ERIC Number: ED402816
Record Type: Non-Journal
Publication Date: 1996-Nov-1
Reference Count: N/A
How Different Types of Colleges and Universities Represent Themselves in Washington: Perspectives and Tactics. ASHE Annual Meeting Paper.
Cook, Constance E.; Arnold, Gertrude L.
This study used both qualitative and quantitative methodologies to examine the similarities and differences among different types of institutions of higher education in regard to federal relations. A 1994 mail survey of college presidents resulted in 1,554 respondents. Responses were analyzed based on the Carnegie classification system and control (with special emphasis on comparisons of public and private, two-year and four-year, and research and other institutions). Analysis supported the conventional wisdom that control (i.e., public or private) is the principal factor differentiating institutions, but also found that size and Carnegie classification play a role in shaping institutional attitudes and practices toward federal relations. Institutional complexity appeared to determine the degree of involvement an institution has with federal relations. Respondents from larger institutions with research and doctoral emphases reported the use of the widest array of resources to foster federal relations whereas smaller institutions with more narrowly defined roles were more likely to rely on the expertise of the major Washington associations.
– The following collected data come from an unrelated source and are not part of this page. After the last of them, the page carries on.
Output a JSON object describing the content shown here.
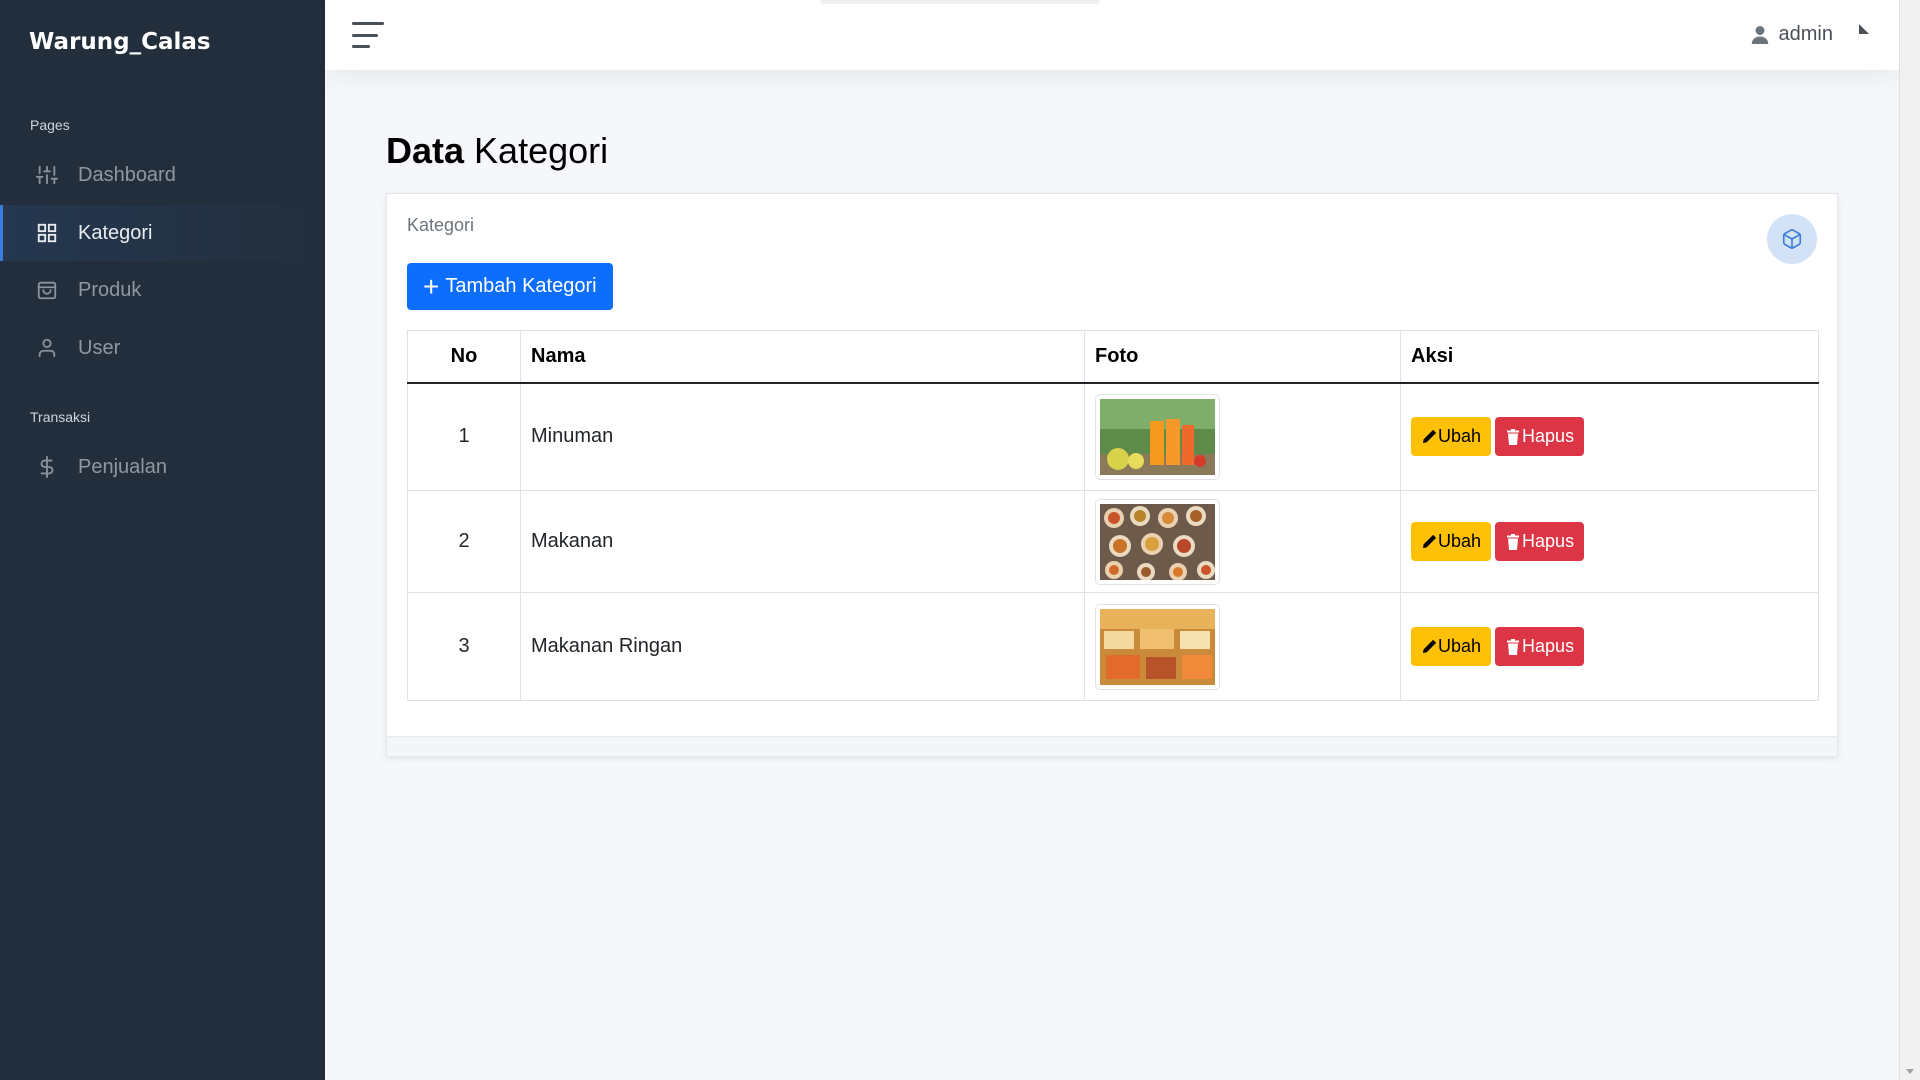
{
  "app": {
    "brand": "Warung_Calas"
  },
  "sidebar": {
    "sections": [
      {
        "header": "Pages"
      },
      {
        "header": "Transaksi"
      }
    ],
    "items": [
      {
        "label": "Dashboard",
        "icon": "sliders-icon",
        "active": false
      },
      {
        "label": "Kategori",
        "icon": "grid-icon",
        "active": true
      },
      {
        "label": "Produk",
        "icon": "shopping-bag-icon",
        "active": false
      },
      {
        "label": "User",
        "icon": "user-icon",
        "active": false
      },
      {
        "label": "Penjualan",
        "icon": "dollar-icon",
        "active": false
      }
    ]
  },
  "topbar": {
    "user_name": "admin"
  },
  "page": {
    "title_bold": "Data",
    "title_rest": " Kategori"
  },
  "card": {
    "title": "Kategori",
    "add_button": "Tambah Kategori",
    "columns": [
      "No",
      "Nama",
      "Foto",
      "Aksi"
    ],
    "rows": [
      {
        "no": "1",
        "nama": "Minuman",
        "foto": "minuman-photo"
      },
      {
        "no": "2",
        "nama": "Makanan",
        "foto": "makanan-photo"
      },
      {
        "no": "3",
        "nama": "Makanan Ringan",
        "foto": "makanan-ringan-photo"
      }
    ],
    "edit_label": "Ubah",
    "delete_label": "Hapus"
  },
  "colors": {
    "sidebar_bg": "#222e3c",
    "primary": "#0d6efd",
    "warning": "#ffc107",
    "danger": "#dc3545",
    "active_accent": "#3b7ddd"
  }
}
In spite of the variations among institutions, institutional attitudes and approaches regarding federal relations were remarkably similar. Given the value of consensus positions and a unified approach, this bodes well for the effectiveness of the Washington higher education domain. (Contains 16 references.) (PRW)
Publication Type: Reports - Research; Speeches/Meeting Papers
Education Level: N/A
Sponsor: Kellogg Foundation, Battle Creek, MI.; Spencer Foundation, Chicago, IL.; Michigan Univ., Ann Arbor.